Thursday, July 17, 2014

How does the fate of Mrs.Crater, Lucynell, and Mr.Shiftlet connect to the title of "The Life You Save May Be Your Own"?

O'Connor's religious vision deals with humankind's fall from grace.  Her comedy shows her characters' blindness and inability to redeem themselves through nihilism and materialism.  The title "The Life you Save May be Your Own" deals not with highway safety, but with salvation in the afterlife.


Mr. Shiflet's fate is just as his name suggests: a shiftless wanderer.  He begins and ends the story lost.  Though he has the ability to redeem himself by marrying an Innocent, Lucynell, he abandons her in favor of a car, a few bucks, and a hitchhiker.  Ironically, the hitchhiker boy abandons him the same way Shiftlet abandons Lucynell.
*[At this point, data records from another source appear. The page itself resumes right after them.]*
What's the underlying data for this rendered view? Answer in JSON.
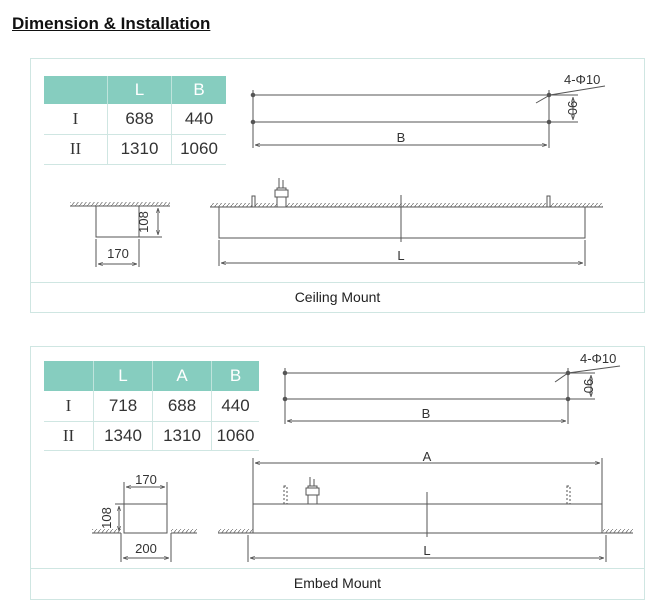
{
  "title": "Dimension & Installation",
  "colors": {
    "table_header": "#86cdbf",
    "panel_border": "#cfe6e2",
    "line": "#555555"
  },
  "ceiling": {
    "caption": "Ceiling Mount",
    "table": {
      "headers": [
        "",
        "L",
        "B"
      ],
      "rows": [
        [
          "I",
          "688",
          "440"
        ],
        [
          "II",
          "1310",
          "1060"
        ]
      ]
    },
    "labels": {
      "holes": "4-Φ10",
      "hole_spacing": "90",
      "b": "B",
      "l": "L",
      "height": "108",
      "width": "170"
    }
  },
  "embed": {
    "caption": "Embed Mount",
    "table": {
      "headers": [
        "",
        "L",
        "A",
        "B"
      ],
      "rows": [
        [
          "I",
          "718",
          "688",
          "440"
        ],
        [
          "II",
          "1340",
          "1310",
          "1060"
        ]
      ]
    },
    "labels": {
      "holes": "4-Φ10",
      "hole_spacing": "90",
      "b": "B",
      "a": "A",
      "l": "L",
      "height": "108",
      "width_top": "170",
      "width_bottom": "200"
    }
  }
}
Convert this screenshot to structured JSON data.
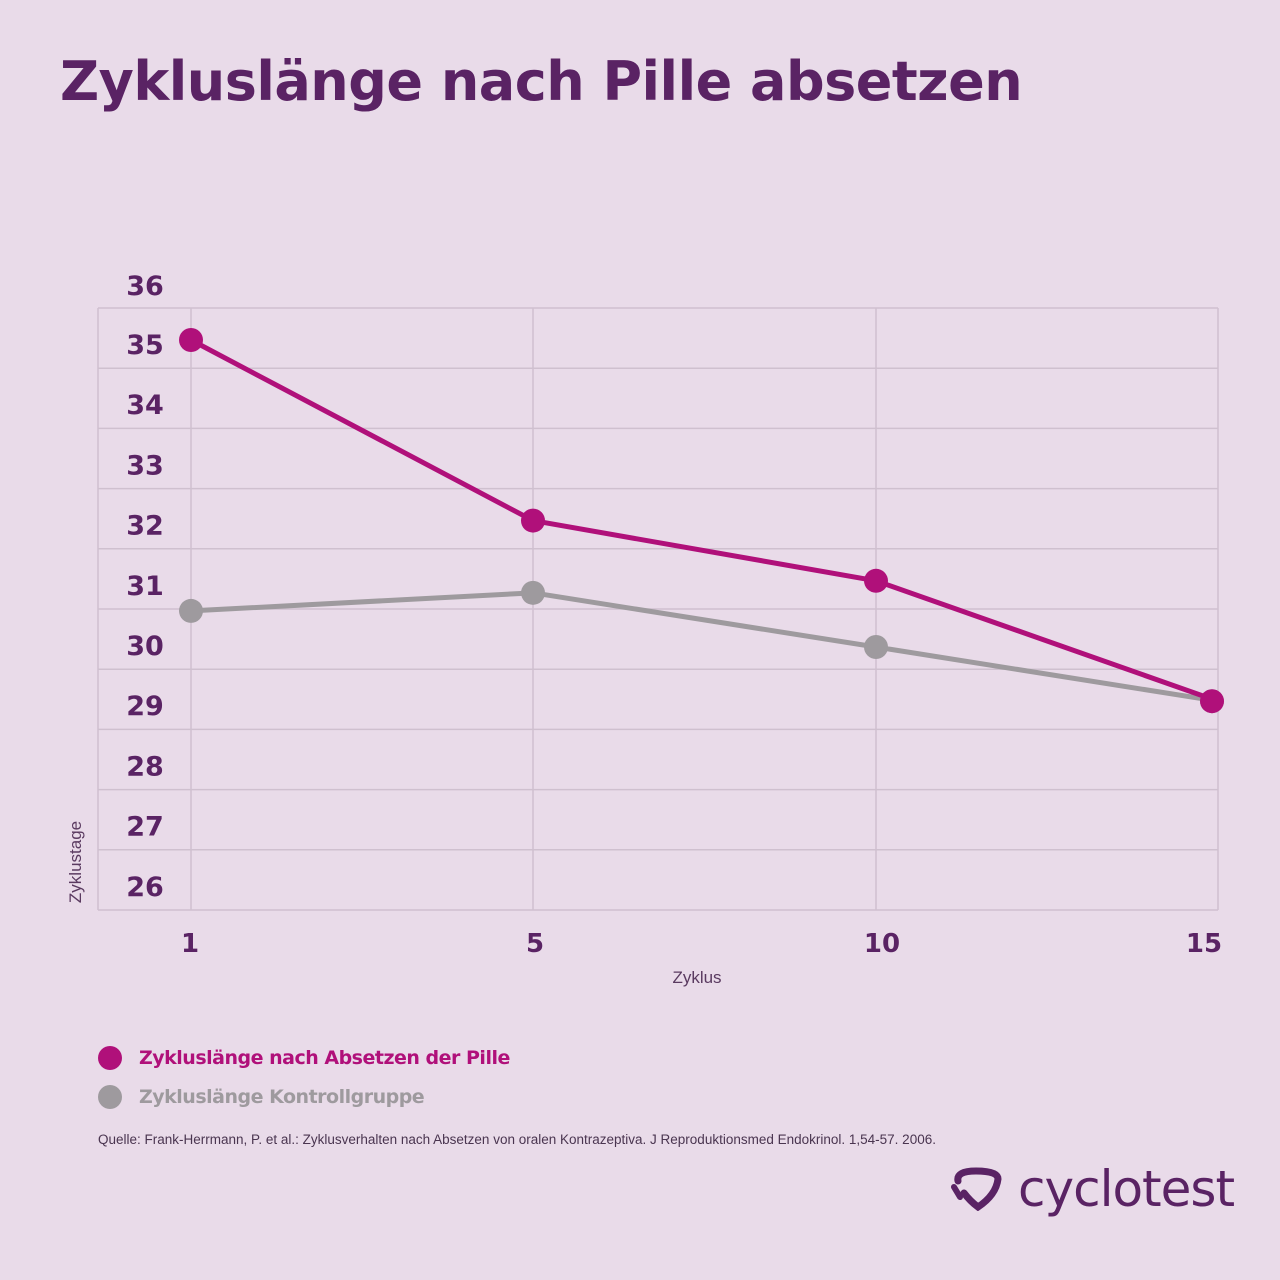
{
  "title": "Zykluslänge nach Pille absetzen",
  "chart_data": {
    "type": "line",
    "title": "Zykluslänge nach Pille absetzen",
    "xlabel": "Zyklus",
    "ylabel": "Zyklustage",
    "x": [
      1,
      5,
      10,
      15
    ],
    "y_ticks": [
      36,
      35,
      34,
      33,
      32,
      31,
      30,
      29,
      28,
      27,
      26
    ],
    "ylim": [
      26,
      36
    ],
    "grid": true,
    "legend_position": "bottom-left",
    "series": [
      {
        "name": "Zykluslänge nach Absetzen der Pille",
        "color": "#b0107a",
        "values": [
          35,
          32,
          31,
          29
        ]
      },
      {
        "name": "Zykluslänge Kontrollgruppe",
        "color": "#9e9a9e",
        "values": [
          30.5,
          30.8,
          29.9,
          29
        ]
      }
    ]
  },
  "source": "Quelle: Frank-Herrmann, P. et al.: Zyklusverhalten nach Absetzen von oralen Kontrazeptiva. J Reproduktionsmed Endokrinol. 1,54-57. 2006.",
  "logo": {
    "text": "cyclotest",
    "color": "#5a2364"
  }
}
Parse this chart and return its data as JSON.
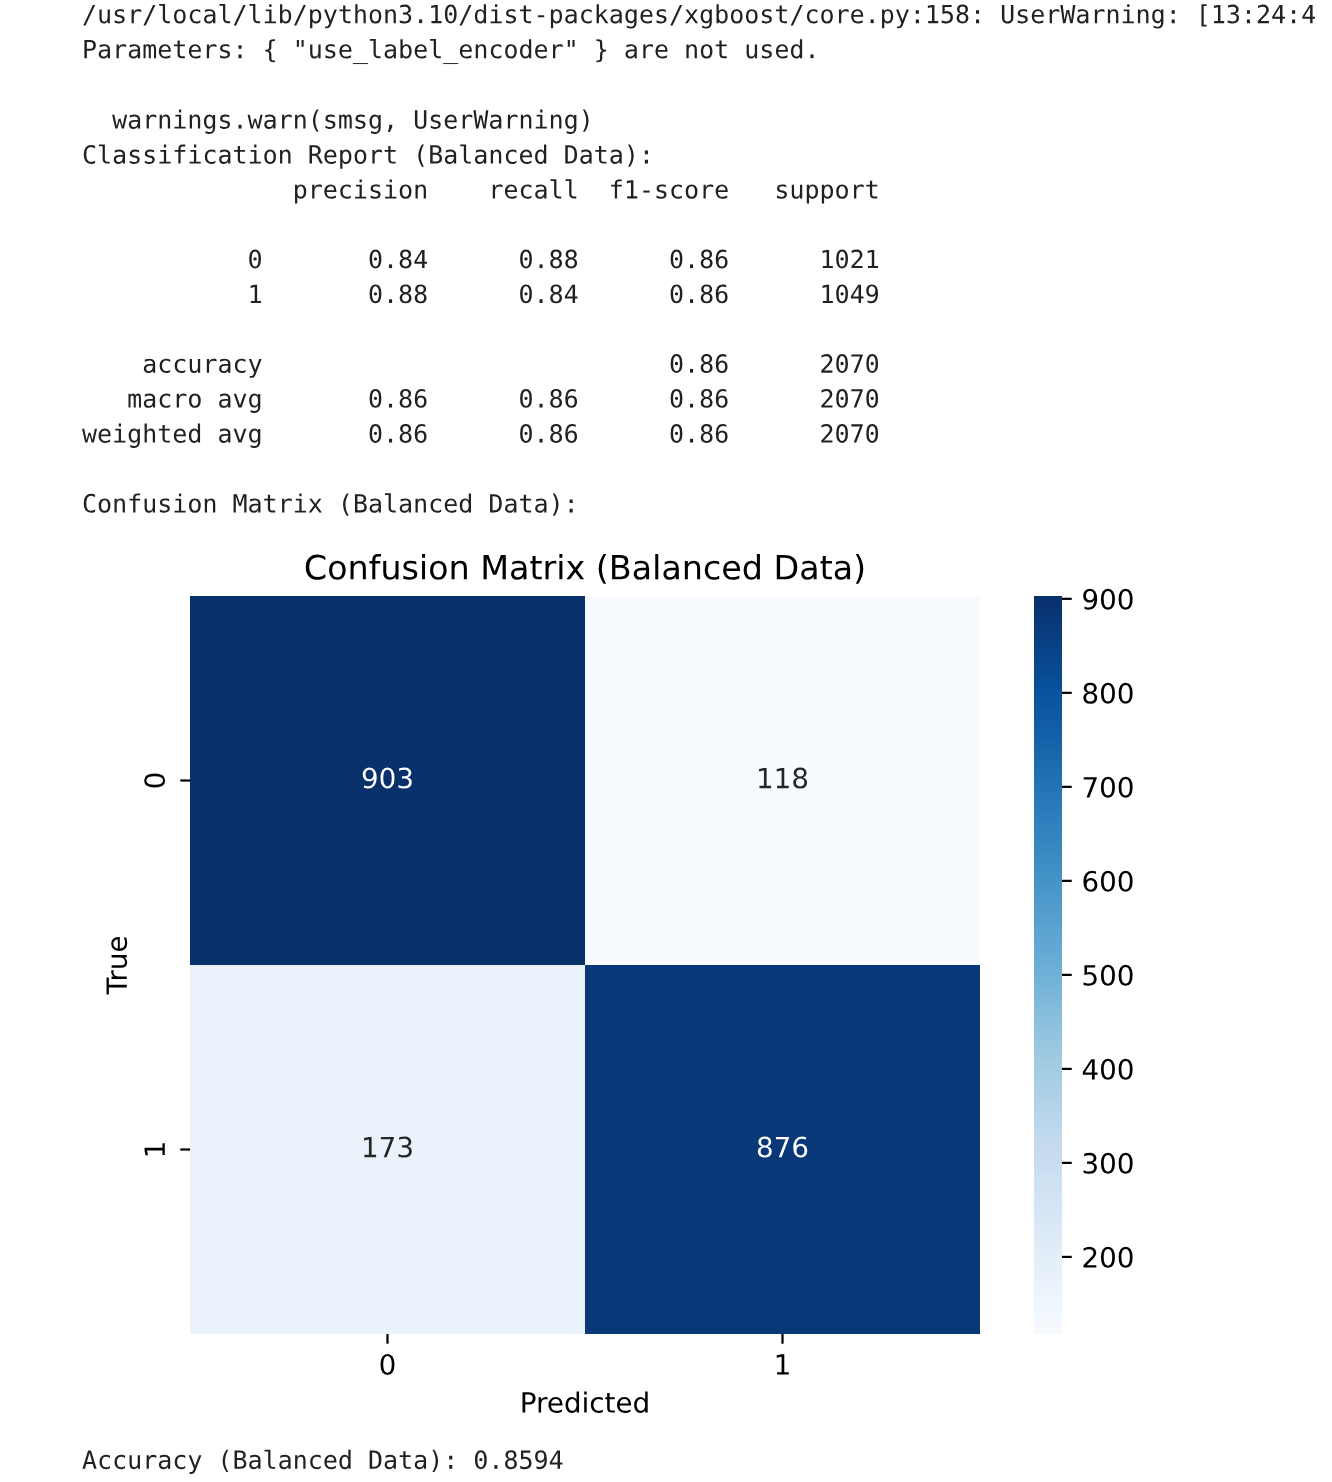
{
  "chart_data": {
    "type": "heatmap",
    "title": "Confusion Matrix (Balanced Data)",
    "xlabel": "Predicted",
    "ylabel": "True",
    "categories": [
      "0",
      "1"
    ],
    "y_categories": [
      "0",
      "1"
    ],
    "cells": [
      [
        903,
        118
      ],
      [
        173,
        876
      ]
    ],
    "clim": [
      118,
      903
    ],
    "cticks": [
      200,
      300,
      400,
      500,
      600,
      700,
      800,
      900
    ],
    "data_labels": true,
    "annotations": [
      "/usr/local/lib/python3.10/dist-packages/xgboost/core.py:158: UserWarning: [13:24:4\nParameters: { \"use_label_encoder\" } are not used.\n\n  warnings.warn(smsg, UserWarning)\nClassification Report (Balanced Data):\n              precision    recall  f1-score   support\n\n           0       0.84      0.88      0.86      1021\n           1       0.88      0.84      0.86      1049\n\n    accuracy                           0.86      2070\n   macro avg       0.86      0.86      0.86      2070\nweighted avg       0.86      0.86      0.86      2070\n\nConfusion Matrix (Balanced Data):",
      "Accuracy (Balanced Data): 0.8594"
    ]
  }
}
Lucynell remains silent the entire story; as such, she is an Innocent, uncorrupted, the Virgin Mary, and "angel of Gawd."  She is blind to the cruelties and materialism of the world.  But, because of her mother's blindness, Lucynell is abandoned on the highway.  In the end, we must assume that she will be corrupted too.  As she is literally lost by the end of the story by Shiftlet, her life too is not saved.


Mrs. Crater too loses everything in the story: her daughter, her car, and her salvation too.  She has been deceived by an imposter, Shiftlet.  Her faith in him is misguided; instead of protecting her daughter, an Innocent, she ends up brokering a marriage to a fraud, paying Shiftlet--a kind of pagan, unholy dowry.